É um caminho natural os países se protegerem. Aqueles que conseguem fazer campanhas eficazes de vacinação, que adotam medidas de distanciamento realmente efetivas e corretas, com duração certa e que fazem uma boa vigilância acabam controlando a pandemia em seus países. E eles precisam se proteger de novas variantes e manter a situação deles sob controle. É mais ou menos como acontece com a febre amarela, então é uma coisa legítima. Como isso vai ser solucionado é um problema de geopolítica, não é um problema médico. Se vai se adotar, por exemplo, nos países da Europa só as vacinas aprovadas pela EMA (Agência Europeia do Medicamento) ou se vai partir do princípio do que foi pré-aprovado pela Organização Mundial da Saúde. Isso tudo são decisões governamentais.
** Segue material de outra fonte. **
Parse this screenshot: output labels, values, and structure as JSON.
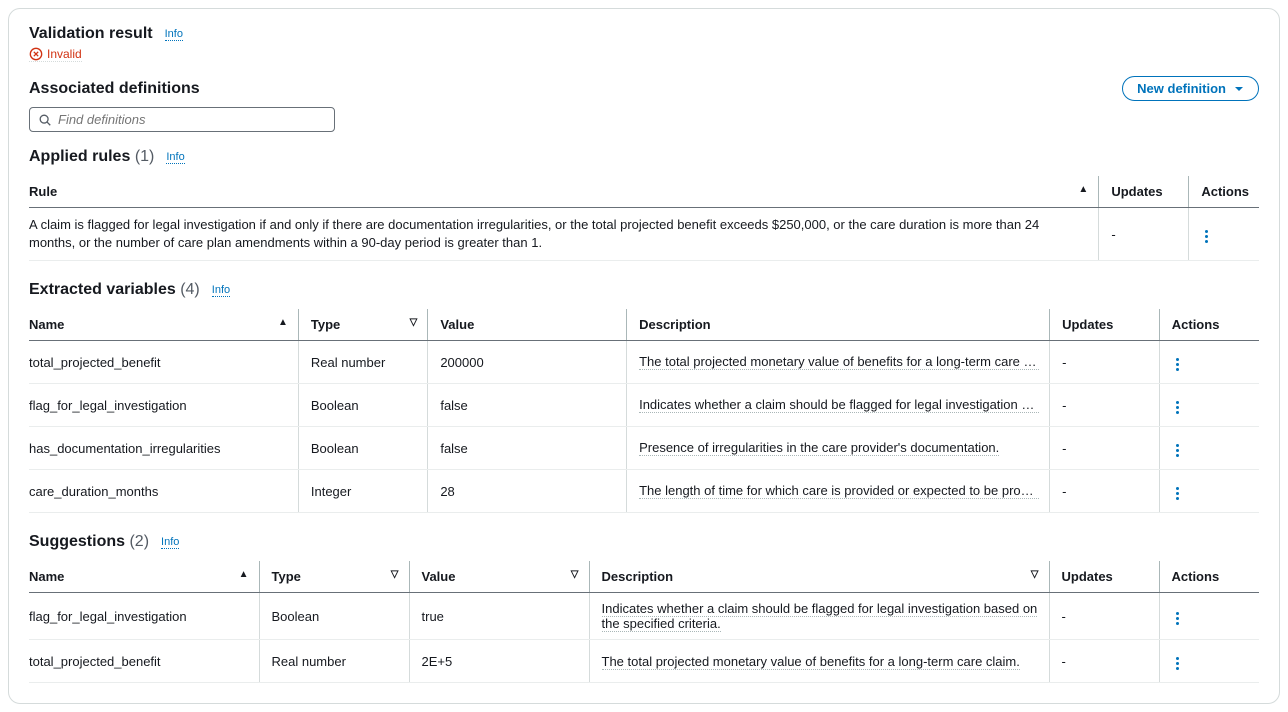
{
  "validation": {
    "title": "Validation result",
    "info": "Info",
    "status": "Invalid"
  },
  "associated": {
    "title": "Associated definitions",
    "new_btn": "New definition",
    "search_placeholder": "Find definitions"
  },
  "applied_rules": {
    "title": "Applied rules",
    "count": "(1)",
    "info": "Info",
    "columns": {
      "rule": "Rule",
      "updates": "Updates",
      "actions": "Actions"
    },
    "rows": [
      {
        "rule": "A claim is flagged for legal investigation if and only if there are documentation irregularities, or the total projected benefit exceeds $250,000, or the care duration is more than 24 months, or the number of care plan amendments within a 90-day period is greater than 1.",
        "updates": "-"
      }
    ]
  },
  "extracted": {
    "title": "Extracted variables",
    "count": "(4)",
    "info": "Info",
    "columns": {
      "name": "Name",
      "type": "Type",
      "value": "Value",
      "description": "Description",
      "updates": "Updates",
      "actions": "Actions"
    },
    "rows": [
      {
        "name": "total_projected_benefit",
        "type": "Real number",
        "value": "200000",
        "description": "The total projected monetary value of benefits for a long-term care claim.",
        "updates": "-"
      },
      {
        "name": "flag_for_legal_investigation",
        "type": "Boolean",
        "value": "false",
        "description": "Indicates whether a claim should be flagged for legal investigation based on the specified crite…",
        "updates": "-"
      },
      {
        "name": "has_documentation_irregularities",
        "type": "Boolean",
        "value": "false",
        "description": "Presence of irregularities in the care provider's documentation.",
        "updates": "-"
      },
      {
        "name": "care_duration_months",
        "type": "Integer",
        "value": "28",
        "description": "The length of time for which care is provided or expected to be provided.",
        "updates": "-"
      }
    ]
  },
  "suggestions": {
    "title": "Suggestions",
    "count": "(2)",
    "info": "Info",
    "columns": {
      "name": "Name",
      "type": "Type",
      "value": "Value",
      "description": "Description",
      "updates": "Updates",
      "actions": "Actions"
    },
    "rows": [
      {
        "name": "flag_for_legal_investigation",
        "type": "Boolean",
        "value": "true",
        "description": "Indicates whether a claim should be flagged for legal investigation based on the specified criteria.",
        "updates": "-"
      },
      {
        "name": "total_projected_benefit",
        "type": "Real number",
        "value": "2E+5",
        "description": "The total projected monetary value of benefits for a long-term care claim.",
        "updates": "-"
      }
    ]
  }
}
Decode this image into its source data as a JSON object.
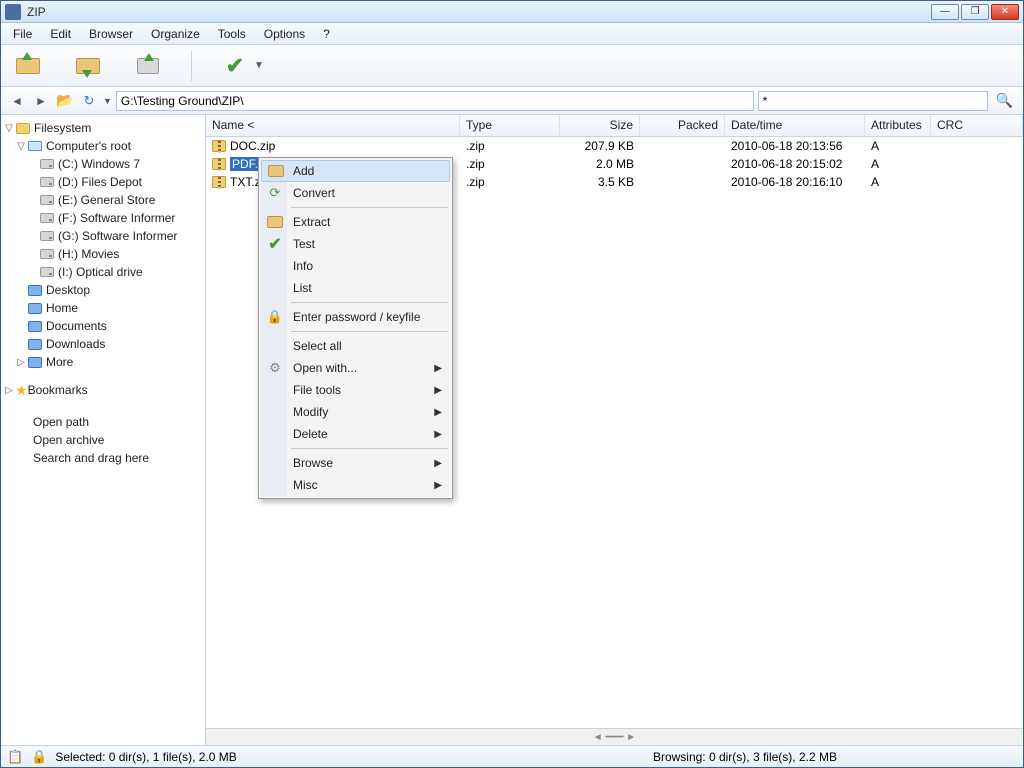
{
  "title": "ZIP",
  "menu": [
    "File",
    "Edit",
    "Browser",
    "Organize",
    "Tools",
    "Options",
    "?"
  ],
  "path": "G:\\Testing Ground\\ZIP\\",
  "filter": "*",
  "tree": {
    "filesystem": "Filesystem",
    "root": "Computer's root",
    "drives": [
      "(C:) Windows 7",
      "(D:) Files Depot",
      "(E:) General Store",
      "(F:) Software Informer",
      "(G:) Software Informer",
      "(H:) Movies",
      "(I:) Optical drive"
    ],
    "places": [
      "Desktop",
      "Home",
      "Documents",
      "Downloads"
    ],
    "more": "More",
    "bookmarks": "Bookmarks",
    "actions": [
      "Open path",
      "Open archive",
      "Search and drag here"
    ]
  },
  "columns": [
    "Name <",
    "Type",
    "Size",
    "Packed",
    "Date/time",
    "Attributes",
    "CRC"
  ],
  "files": [
    {
      "name": "DOC.zip",
      "type": ".zip",
      "size": "207.9 KB",
      "packed": "",
      "date": "2010-06-18 20:13:56",
      "attr": "A"
    },
    {
      "name": "PDF.zip",
      "name_trunc": "PDF.z",
      "type": ".zip",
      "size": "2.0 MB",
      "packed": "",
      "date": "2010-06-18 20:15:02",
      "attr": "A",
      "selected": true
    },
    {
      "name": "TXT.zip",
      "name_trunc": "TXT.z",
      "type": ".zip",
      "size": "3.5 KB",
      "packed": "",
      "date": "2010-06-18 20:16:10",
      "attr": "A"
    }
  ],
  "ctx": [
    "Add",
    "Convert",
    "Extract",
    "Test",
    "Info",
    "List",
    "Enter password / keyfile",
    "Select all",
    "Open with...",
    "File tools",
    "Modify",
    "Delete",
    "Browse",
    "Misc"
  ],
  "status": {
    "selected": "Selected: 0 dir(s), 1 file(s), 2.0 MB",
    "browsing": "Browsing: 0 dir(s), 3 file(s), 2.2 MB"
  }
}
Tem gente que já teve Covid e acha que por esse motivo já está imunizado, pois já criou anticorpos para combater a doença. É isso mesmo?
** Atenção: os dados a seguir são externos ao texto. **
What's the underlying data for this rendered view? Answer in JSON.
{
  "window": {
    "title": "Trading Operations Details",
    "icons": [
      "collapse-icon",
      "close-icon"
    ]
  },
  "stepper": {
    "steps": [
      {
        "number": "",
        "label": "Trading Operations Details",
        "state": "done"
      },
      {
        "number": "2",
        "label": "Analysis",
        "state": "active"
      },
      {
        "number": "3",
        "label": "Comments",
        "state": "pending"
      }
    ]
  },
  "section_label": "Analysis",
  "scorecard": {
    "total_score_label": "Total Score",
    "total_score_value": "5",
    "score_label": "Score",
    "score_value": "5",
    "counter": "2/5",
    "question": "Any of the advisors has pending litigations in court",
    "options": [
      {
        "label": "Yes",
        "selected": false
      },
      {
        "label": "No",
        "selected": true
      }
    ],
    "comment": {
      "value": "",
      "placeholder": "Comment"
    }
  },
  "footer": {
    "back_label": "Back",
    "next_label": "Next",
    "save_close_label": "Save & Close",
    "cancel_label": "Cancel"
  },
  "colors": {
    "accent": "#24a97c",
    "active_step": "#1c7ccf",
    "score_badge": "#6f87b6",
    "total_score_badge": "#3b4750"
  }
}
A gente tem relatos que não são comuns de pessoas que se reinfectaram e há variantes surgindo o tempo todo. É claro que a doença causa uma proteção, mas na semana passada saiu um estudo que comparou o soro de pessoas convalescentes com o soro de pessoas que foram vacinadas e o soro dos vacinados foi mais eficaz nessa neutralização que o soro dos convalescentes. Óbvio que mais estudos estão sendo feitos, mas já permitem que a gente possa orientar nesse sentido. Então não há nenhum problema, muito pelo contrário, em tomar a vacina, mesmo quem já adoeceu, desde que se respeite um intervalo que cada país determinou um intervalo diferente. Aqui no Brasil são 30 dias e depois de completamente recuperados.

E o que a senhora pode dizer sobre o kit de tratamento precoce?

Não serve. É besteira. Não use. Pode fazer mais mal e não traz bem algum, isso pautado em resultados da ciência, da ciência séria que faz estudo sério sem viés de análise. A minha opinião é que é gastar dinheiro à toa. É acreditar que pode andar sem máscara e ficar bem e não vai ficar bem, sem contar que possibilita eventos adversos das medicações sérias. Ele pode inclusive prejudicar a evolução da própria Covid. Dependendo da droga que estiver usando pode afetar tudo: coração, rins, porque esse kit além de tudo é caro. Eu vi uma receita com 11 itens para uma lactante, que está amamentando. É um absurdo.